2.2.2.1.3 L'ACTION
Aux notions de situation et de ressources doit être
jointe celle de l'action entreprise pour construire des compétences.
L'action permet l'articulation et le déploiement des ressources dans une
situation. Masciotra (2006) prend l'exemple de l'action du jongleur dans une
situation de jonglerie. Sans l'action du jongleur, il n'y a pas de situation de
jonglerie. La situation est générée par l'acte.
« Les actions du jongleur et la circulation des balles sont
constitutives de la personne-en-situation, ils forment un même
système complexe, un couplage structurel que Varela (1989) traduit par
le terme « énaction ». Dans le couplage structurel, l'esprit
et le monde sont inséparables : ils ne s'opposent pas, ils se composent
mutuellement » (Masciotra, 2006).
La notion d'énaction (Varela 1993) rend compte de
l'indissociable relation entre l'action de la personne et la situation. Ce
terme vise à « souligner la conviction croissante selon
laquelle la cognition... est l'avènement conjoint d'un monde et d'un
esprit à partir de l'histoire des diverses actions qu'accomplit un
être dans le monde » (Varela, 1993, p. 35).
Par le concept d'énaction, Varela entend
réconcilier les sciences cognitives avec l'expérience humaine.
Est mis en question le présupposé qui postule que
« la cognition consisterait en la représentation d'un
monde indépendant de nos capacités perceptives et
cognitives » (ibidem, p. 23).
Varela adopte une voie moyenne entre le paradigme objectiviste
et réaliste selon lequel la cognition est la reconstitution d'un monde
prédonné et le paradigme subjectiviste et idéaliste
postulant que la cognition est la projection d'un monde intérieur
prédonné.
Ces deux approches de la cognition tiennent la
représentation soit comme instrument de reconstitution de ce qui est
extérieur, soit comme instrument de projection de ce qui est
intérieur. Varela se dégage de cette notion de
représentation qu'il juge limitative pour proposer une voie
médiane : la co-émergence d'un esprit et d'un monde par
l'action d'un sujet percevant en situation.
La cognition est pour Varela une « action
incarnée » car l'esprit est présent dans le corps qui
le produit. Le mot « incarné » souligne que la
cognition « dépend des types d'expérience qui
découlent du fait d'avoir un corps doté de diverses
capacités sensori-motrices ... (lesquelles) s'inscrivent
dans un contexte biologique, psychologique et culturel plus large »

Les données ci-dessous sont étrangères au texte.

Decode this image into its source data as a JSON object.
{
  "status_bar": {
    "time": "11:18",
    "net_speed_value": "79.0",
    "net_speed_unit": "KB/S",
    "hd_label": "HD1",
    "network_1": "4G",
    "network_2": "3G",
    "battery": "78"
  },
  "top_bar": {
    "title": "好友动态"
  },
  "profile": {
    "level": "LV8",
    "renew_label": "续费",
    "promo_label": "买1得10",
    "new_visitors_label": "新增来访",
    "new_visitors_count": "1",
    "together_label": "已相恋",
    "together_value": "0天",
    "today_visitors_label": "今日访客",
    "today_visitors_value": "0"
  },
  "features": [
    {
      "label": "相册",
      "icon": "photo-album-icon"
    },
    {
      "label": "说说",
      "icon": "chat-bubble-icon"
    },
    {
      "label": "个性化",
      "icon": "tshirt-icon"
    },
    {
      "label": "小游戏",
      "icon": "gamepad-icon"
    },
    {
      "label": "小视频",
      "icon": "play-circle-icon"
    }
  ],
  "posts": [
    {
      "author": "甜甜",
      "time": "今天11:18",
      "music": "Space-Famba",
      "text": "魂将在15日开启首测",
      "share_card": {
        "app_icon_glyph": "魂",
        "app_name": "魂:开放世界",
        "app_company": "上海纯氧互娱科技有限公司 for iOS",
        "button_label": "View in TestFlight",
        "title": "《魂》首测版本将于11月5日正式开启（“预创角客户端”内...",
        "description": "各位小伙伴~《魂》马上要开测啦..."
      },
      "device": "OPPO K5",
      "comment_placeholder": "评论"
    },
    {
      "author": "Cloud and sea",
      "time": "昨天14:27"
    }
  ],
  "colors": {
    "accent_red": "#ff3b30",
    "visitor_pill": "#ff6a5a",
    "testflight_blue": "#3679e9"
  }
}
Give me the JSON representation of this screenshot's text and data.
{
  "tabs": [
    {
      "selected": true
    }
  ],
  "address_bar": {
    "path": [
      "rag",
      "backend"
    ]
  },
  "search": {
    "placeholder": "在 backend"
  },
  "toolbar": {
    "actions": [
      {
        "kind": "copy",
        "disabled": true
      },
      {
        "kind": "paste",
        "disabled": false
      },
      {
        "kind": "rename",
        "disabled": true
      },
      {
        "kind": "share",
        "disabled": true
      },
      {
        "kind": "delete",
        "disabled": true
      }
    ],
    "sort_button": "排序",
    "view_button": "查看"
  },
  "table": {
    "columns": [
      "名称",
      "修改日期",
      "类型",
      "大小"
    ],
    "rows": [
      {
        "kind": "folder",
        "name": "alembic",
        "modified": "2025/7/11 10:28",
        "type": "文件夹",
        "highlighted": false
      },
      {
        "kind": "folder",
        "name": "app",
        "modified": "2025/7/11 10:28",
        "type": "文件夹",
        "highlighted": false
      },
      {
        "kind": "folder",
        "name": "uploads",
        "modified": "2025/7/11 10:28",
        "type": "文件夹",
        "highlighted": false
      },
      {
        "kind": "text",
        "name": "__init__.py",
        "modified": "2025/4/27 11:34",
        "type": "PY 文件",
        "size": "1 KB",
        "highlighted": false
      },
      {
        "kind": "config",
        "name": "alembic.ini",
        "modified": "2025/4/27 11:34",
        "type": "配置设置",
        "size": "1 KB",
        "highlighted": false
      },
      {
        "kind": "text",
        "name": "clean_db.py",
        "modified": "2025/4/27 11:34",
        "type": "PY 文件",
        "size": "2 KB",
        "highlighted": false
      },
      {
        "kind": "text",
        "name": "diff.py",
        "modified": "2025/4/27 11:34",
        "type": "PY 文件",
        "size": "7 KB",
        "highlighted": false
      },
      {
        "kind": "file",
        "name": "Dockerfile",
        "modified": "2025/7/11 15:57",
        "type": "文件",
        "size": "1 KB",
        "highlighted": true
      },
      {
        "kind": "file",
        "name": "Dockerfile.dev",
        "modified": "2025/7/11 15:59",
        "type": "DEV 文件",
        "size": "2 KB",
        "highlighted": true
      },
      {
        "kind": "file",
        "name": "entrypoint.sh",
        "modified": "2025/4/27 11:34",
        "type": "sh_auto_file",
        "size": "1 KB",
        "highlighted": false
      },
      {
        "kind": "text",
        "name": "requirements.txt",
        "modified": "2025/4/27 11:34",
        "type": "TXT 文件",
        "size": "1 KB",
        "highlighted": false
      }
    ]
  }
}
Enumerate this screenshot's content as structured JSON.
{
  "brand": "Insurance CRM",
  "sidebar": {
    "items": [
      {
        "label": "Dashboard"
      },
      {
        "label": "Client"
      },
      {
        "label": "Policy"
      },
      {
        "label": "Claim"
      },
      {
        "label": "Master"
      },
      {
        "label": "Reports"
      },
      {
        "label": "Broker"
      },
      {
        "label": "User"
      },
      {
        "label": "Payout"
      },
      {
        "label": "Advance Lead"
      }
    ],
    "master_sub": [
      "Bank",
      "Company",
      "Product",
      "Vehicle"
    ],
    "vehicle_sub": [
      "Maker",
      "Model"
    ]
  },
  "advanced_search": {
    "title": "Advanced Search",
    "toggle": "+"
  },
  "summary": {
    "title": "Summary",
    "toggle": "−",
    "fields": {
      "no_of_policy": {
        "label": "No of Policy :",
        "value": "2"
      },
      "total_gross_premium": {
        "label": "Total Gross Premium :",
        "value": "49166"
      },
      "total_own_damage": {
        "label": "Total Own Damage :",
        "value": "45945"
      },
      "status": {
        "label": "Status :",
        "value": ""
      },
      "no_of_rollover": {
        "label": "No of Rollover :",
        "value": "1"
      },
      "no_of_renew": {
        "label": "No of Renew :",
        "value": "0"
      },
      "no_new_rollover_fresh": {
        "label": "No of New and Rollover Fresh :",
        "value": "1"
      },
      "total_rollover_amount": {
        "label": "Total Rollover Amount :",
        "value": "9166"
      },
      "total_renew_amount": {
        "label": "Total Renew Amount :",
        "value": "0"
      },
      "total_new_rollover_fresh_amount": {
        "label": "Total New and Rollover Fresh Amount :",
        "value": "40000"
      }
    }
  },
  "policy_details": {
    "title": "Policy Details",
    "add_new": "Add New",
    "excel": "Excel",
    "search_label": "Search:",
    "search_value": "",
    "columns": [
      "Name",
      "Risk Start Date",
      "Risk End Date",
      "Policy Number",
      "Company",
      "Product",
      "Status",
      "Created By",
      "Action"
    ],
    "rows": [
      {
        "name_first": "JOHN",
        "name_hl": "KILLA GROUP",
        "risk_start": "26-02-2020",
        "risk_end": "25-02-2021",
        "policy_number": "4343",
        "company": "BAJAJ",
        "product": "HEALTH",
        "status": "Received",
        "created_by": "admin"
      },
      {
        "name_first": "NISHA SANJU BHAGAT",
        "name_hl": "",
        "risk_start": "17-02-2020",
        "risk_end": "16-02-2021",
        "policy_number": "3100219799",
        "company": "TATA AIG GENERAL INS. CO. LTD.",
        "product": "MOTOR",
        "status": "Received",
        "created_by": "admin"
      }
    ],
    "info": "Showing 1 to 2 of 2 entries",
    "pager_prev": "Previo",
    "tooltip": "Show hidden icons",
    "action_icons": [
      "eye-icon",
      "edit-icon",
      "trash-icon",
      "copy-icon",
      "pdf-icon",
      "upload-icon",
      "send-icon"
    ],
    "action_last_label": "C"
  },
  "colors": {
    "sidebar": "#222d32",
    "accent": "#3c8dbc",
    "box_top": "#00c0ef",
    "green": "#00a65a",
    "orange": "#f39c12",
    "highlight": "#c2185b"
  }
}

(ibidem, p. 234). Le mot « action » signifie
que « les processus sensoriels et moteurs, la perception et
l'action sont fondamentalement inséparables dans la cognition
vécue » (ibidem).
L'énaction se définit donc comme
« l'étude de la manière dont le sujet percevant
parvient à guider ses actions dans sa situation locale »
(ibidem, p. 235).
Dans la perspective énactée, toute connaissance
est une connaissance en action et en situation.
La compétence est énactée car elle repose
sur sa mise en oeuvre par la personne dans une situation d'action.